These things can be made more affordable at the state and local levels by gutting inefficiencies—like administrative costs, gen eds. and athletics for colleges, and stringent occupational licensing (Biden, to his credit, supports reform while Sanders never talks about sweeping reform) and age requirements for trade schools. Also, leaving the system in place where society pushes kids into going to college is a mistake when job experience trumps classroom time (journalism being one useless major). 

And on K-12 education, people like Biden and Sanders hate school choice and want to throw more money at our current system (no evidence that’ll work).

Meanwhile, kids who ace statewide requirement graduates might be better served taking community college classes online, rather than woodshop, printing and Spanish when the latter classes are more expensive.Plus, housing issues come down to zoning laws, building permits and building materials.

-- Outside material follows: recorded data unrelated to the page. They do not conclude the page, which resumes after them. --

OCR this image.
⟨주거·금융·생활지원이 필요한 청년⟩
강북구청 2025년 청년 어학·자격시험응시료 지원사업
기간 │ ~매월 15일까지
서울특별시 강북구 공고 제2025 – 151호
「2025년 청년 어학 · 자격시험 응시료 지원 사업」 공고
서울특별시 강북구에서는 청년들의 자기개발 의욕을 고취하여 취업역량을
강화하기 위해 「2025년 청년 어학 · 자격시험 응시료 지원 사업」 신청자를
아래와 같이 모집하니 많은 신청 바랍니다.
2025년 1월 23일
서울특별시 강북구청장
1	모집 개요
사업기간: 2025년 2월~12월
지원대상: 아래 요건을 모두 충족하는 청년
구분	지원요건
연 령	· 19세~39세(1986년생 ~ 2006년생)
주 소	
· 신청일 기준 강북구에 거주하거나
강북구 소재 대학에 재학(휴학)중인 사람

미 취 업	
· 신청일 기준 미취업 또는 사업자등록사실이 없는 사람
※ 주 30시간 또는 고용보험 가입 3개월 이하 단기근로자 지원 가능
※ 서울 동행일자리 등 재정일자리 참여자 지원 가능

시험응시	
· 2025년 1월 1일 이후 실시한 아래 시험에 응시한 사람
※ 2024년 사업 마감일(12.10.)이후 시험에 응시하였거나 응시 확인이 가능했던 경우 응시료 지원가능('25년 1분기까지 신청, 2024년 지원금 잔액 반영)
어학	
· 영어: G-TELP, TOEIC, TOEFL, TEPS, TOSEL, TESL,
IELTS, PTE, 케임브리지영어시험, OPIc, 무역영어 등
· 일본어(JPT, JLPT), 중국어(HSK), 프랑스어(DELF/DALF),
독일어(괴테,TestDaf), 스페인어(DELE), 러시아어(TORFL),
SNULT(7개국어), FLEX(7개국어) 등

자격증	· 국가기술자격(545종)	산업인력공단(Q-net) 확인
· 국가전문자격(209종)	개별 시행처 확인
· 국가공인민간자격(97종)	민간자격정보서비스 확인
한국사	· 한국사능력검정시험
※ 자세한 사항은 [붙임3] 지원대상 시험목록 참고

Free trade, deregulation, non-union workers and innovative designs can cut housing costs and create more homeowners. Instead, we hear politicians calling for national rent control—as if keeping people in the rent trap is going to solve generational poverty in America.

Regardless of what Bill Weld and Tomi Lahren think, the Right doesn’t need to copy the Left on most social issues. Most Americans want stricter abortion laws, oppose decriminalizing illegal border crossings, and want English to be America’s official language. But on economics, if Republicans cut spending and solve the same problems as the so-called “socialists,” maybe that’ll result in more votes.